The issue is not merely that vinegar contains tiny traces of something once related to alcohol. The issue is that the substance in question is no longer functioning as an intoxicant. So the hadith about intoxicants does not automatically carry over to vinegar, let alone to every product that contains it.
The video identifies two reasoning errors.
That is how the logic spiraled from alcohol to vinegar, from vinegar to ketchup, and from ketchup to chips. Each step looked orderly, but the chain drifted further from the original principle.
Islamic scholarship contains an important corrective to this kind of reasoning: the default state of things is permissibility.
That means foods and ordinary matters are considered halal unless there is clear evidence showing otherwise. This principle prevents people from creating unnecessary prohibitions by chasing remote causal chains or trace associations.
Without that safeguard, daily life would become unworkable. Almost anything could be linked, indirectly and absurdly, to something problematic.
When I was a teenager, I read a statement of the Prophet Muhammad, peace be upon him, that said: “Whatever intoxicates in large amounts is forbidden in small amounts.”
Then one day, I read in an encyclopedia that vinegar contains about 0.25% alcohol. And I thought: wait a minute. Alcohol is forbidden. Small amounts are forbidden. Vinegar contains alcohol. So vinegar must be haram.
I declared to my family that we could not buy or use vinegar. Problem solved. Except that was just the beginning. I was reading the ingredients on the back of a ketchup bottle and learned it contained vinegar. If vinegar is haram, then ketchup must be haram. No more ketchup in our house.

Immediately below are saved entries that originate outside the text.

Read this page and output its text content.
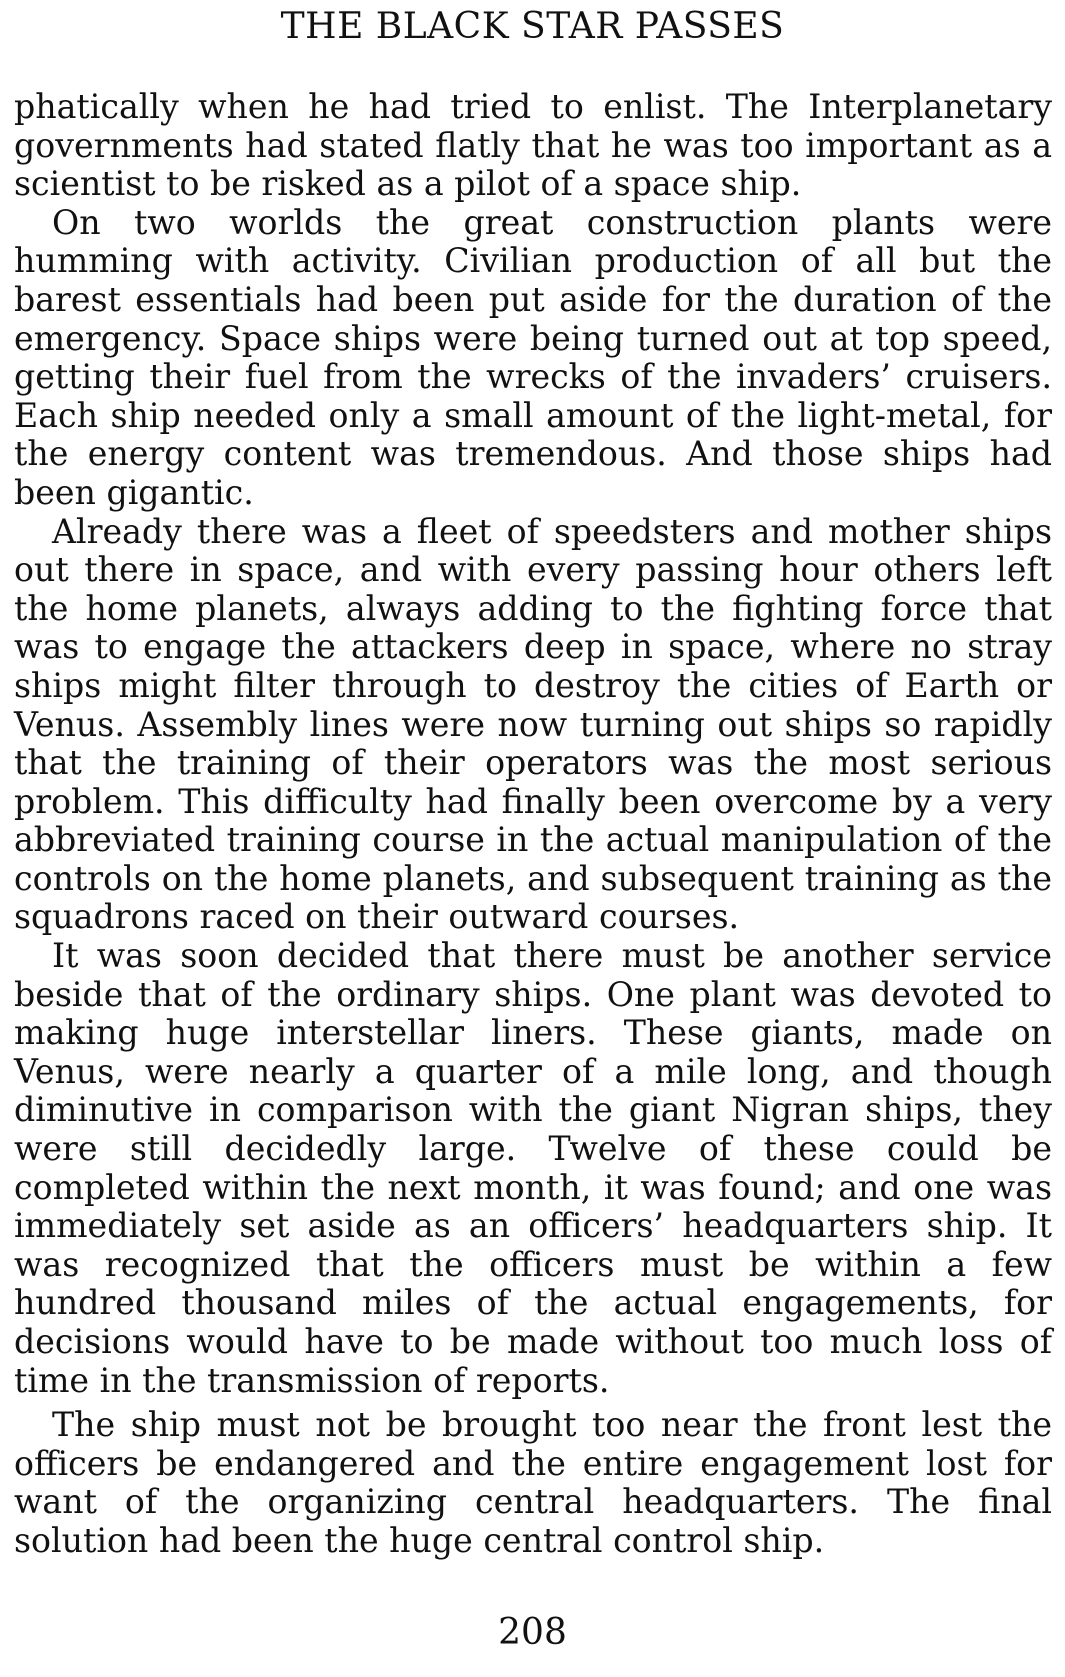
THE BLACK STAR PASSES

phatically when he had tried to enlist. The Interplanetary governments had stated flatly that he was too important as a scientist to be risked as a pilot of a space ship.

On two worlds the great construction plants were humming with activity. Civilian production of all but the barest essentials had been put aside for the duration of the emergency. Space ships were being turned out at top speed, getting their fuel from the wrecks of the invaders’ cruisers. Each ship needed only a small amount of the light-metal, for the energy content was tremendous. And those ships had been gigantic.

Already there was a fleet of speedsters and mother ships out there in space, and with every passing hour others left the home planets, always adding to the fighting force that was to engage the attackers deep in space, where no stray ships might filter through to destroy the cities of Earth or Venus. Assembly lines were now turning out ships so rapidly that the training of their operators was the most serious problem. This difficulty had finally been overcome by a very abbreviated training course in the actual manipulation of the controls on the home planets, and subsequent training as the squadrons raced on their outward courses.

It was soon decided that there must be another service beside that of the ordinary ships. One plant was devoted to making huge interstellar liners. These giants, made on Venus, were nearly a quarter of a mile long, and though diminutive in comparison with the giant Nigran ships, they were still decidedly large. Twelve of these could be completed within the next month, it was found; and one was immediately set aside as an officers’ headquarters ship. It was recognized that the officers must be within a few hundred thousand miles of the actual engagements, for decisions would have to be made without too much loss of time in the transmission of reports.

The ship must not be brought too near the front lest the officers be endangered and the entire engagement lost for want of the organizing central headquarters. The final solution had been the huge central control ship.

208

Later, someone offered me ketchup-flavored potato chips. Unacceptable. And if ketchup is haram, then potato chips with ketchup seasoning... For about a year, I was warning people about these dangerous, ketchup-based theological risks.
Until one day, I discovered something slightly embarrassing. The Prophet Muhammad, peace be upon him, himself said: “What an excellent condiment vinegar is.” So clearly, vinegar is not haram. Which meant my entire logical chain had collapsed.
What went wrong? At first glance, the reasoning looked perfectly logical. But it contained a hidden mistake called overgeneralization. The hadith applies to substances that intoxicate. Wine intoxicates. Vinegar does not.
In fact, vinegar is made when alcohol is chemically converted into acetic acid by bacteria during fermentation. The intoxicating substance is gone. So vinegar is not wine anymore.
In other words, my logic was valid, but it was not sound. In philosophy, an argument is valid if the conclusion follows the steps. My steps were perfect. But an argument is only sound if the facts you start with are actually true. My premise that vinegar is an intoxicant was dead wrong.
Additionally, my teenage brain had committed a classic reasoning error: essentialist thinking. I assumed that if something once contained alcohol, or even traces of it, then the prohibition must follow it forever. That led to a cascading chain of conclusions: alcohol to vinegar to ketchup to chips.
Each step looked logical, but the chain had drifted far away from the original rule. I was worrying about degrees of freedom I could not control. It is like tipping a waiter and then staying awake at night wondering if they will use that dollar to buy something immoral. Logic becomes absurd when you try to own the entire chain of causality.
If you follow the trace-amounts logic to the end, you eventually cannot eat anything, because every molecule on Earth has likely been part of something else at some point.
Islamic scholarship actually guards against this kind of mistake. There is a famous legal principle: “The default state of things is permissibility.” In other words, things are halal unless clear evidence proves otherwise. Not the other way around. Alhamdulillah.